Her interest in the sciences emerged after she realized she had an aptitude for math and science.
“I find it interesting,” said Rodriguez, who got her bachelor's degree at Rutgers University in New Brunswick, N.J., and went to New Jersey Medical School, which is part of Rutgers, graduating in 1983.
She then spent three years training in internal medicine with Thomas Jefferson University Hospitals in Philadelphia, followed by a two-year biochemistry fellowship at the Medical College of Pennsylvania in Philadelphia, then three years as an endocrinology fellow at Johns Hopkins University School of Medicine in Baltimore, joining the faculty and working there until her move to UConn in 2012, where she is a professor and the Linda and David Roth chair of cardiovascular research, the first to hold that endowment.
In addition to the rewarding work at UConn Health and working to grow Lipid Genomics, a labor of love she does tangentially to her UConn research, she enjoys the state's quality of life and her short, two-mile commute to work.

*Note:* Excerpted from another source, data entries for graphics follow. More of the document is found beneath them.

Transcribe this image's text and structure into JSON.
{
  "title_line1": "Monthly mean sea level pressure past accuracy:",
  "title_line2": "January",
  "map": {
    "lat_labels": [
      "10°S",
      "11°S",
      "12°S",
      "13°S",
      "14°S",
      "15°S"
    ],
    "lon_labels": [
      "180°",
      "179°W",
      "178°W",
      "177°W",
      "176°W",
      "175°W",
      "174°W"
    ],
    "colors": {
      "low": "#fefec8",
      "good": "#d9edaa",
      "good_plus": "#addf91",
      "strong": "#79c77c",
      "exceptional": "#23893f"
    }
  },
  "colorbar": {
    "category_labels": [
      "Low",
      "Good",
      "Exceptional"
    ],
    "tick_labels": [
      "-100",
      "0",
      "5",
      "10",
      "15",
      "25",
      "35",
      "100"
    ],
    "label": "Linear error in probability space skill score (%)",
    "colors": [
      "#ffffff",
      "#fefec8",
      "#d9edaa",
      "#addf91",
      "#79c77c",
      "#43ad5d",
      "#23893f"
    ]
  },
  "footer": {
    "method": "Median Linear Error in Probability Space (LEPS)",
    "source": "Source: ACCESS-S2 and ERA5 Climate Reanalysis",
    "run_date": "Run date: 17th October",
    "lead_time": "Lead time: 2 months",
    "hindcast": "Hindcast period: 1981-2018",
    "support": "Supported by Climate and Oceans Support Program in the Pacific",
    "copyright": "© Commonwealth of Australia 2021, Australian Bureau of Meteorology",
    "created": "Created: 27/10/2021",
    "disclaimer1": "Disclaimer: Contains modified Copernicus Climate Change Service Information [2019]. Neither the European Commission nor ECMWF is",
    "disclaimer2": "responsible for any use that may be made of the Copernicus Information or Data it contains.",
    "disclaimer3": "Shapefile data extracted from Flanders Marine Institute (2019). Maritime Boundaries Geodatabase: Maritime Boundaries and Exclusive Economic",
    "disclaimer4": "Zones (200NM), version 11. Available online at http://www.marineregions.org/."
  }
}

She and her husband of 34 years, Ray Oquendo, who works for IBM's global services team, have two grown children, a daughter, Mariel, 31, and son, Eric, 28. Mariel is married to Smith's son, Ryan. Ryan Smith is business development manager for Lipid Genomics and Eric is business manager. It was through Ryan's budding relationship with Mariel that Rodriguez met Gerry.
The big picture Rodriguez sees for Connecticut is one where its bioscience industry can play a central role in helping not only find new medicines but inspire youth, generate new companies and jobs, and help the state.
“It is about innovating, finding new solutions for the common good and as a physician scientist I think Connecticut is just beautifully poised to help solve that,” she said, praising the state's investment in the industry and knowing that in trying fiscal times, not everyone will support the effort.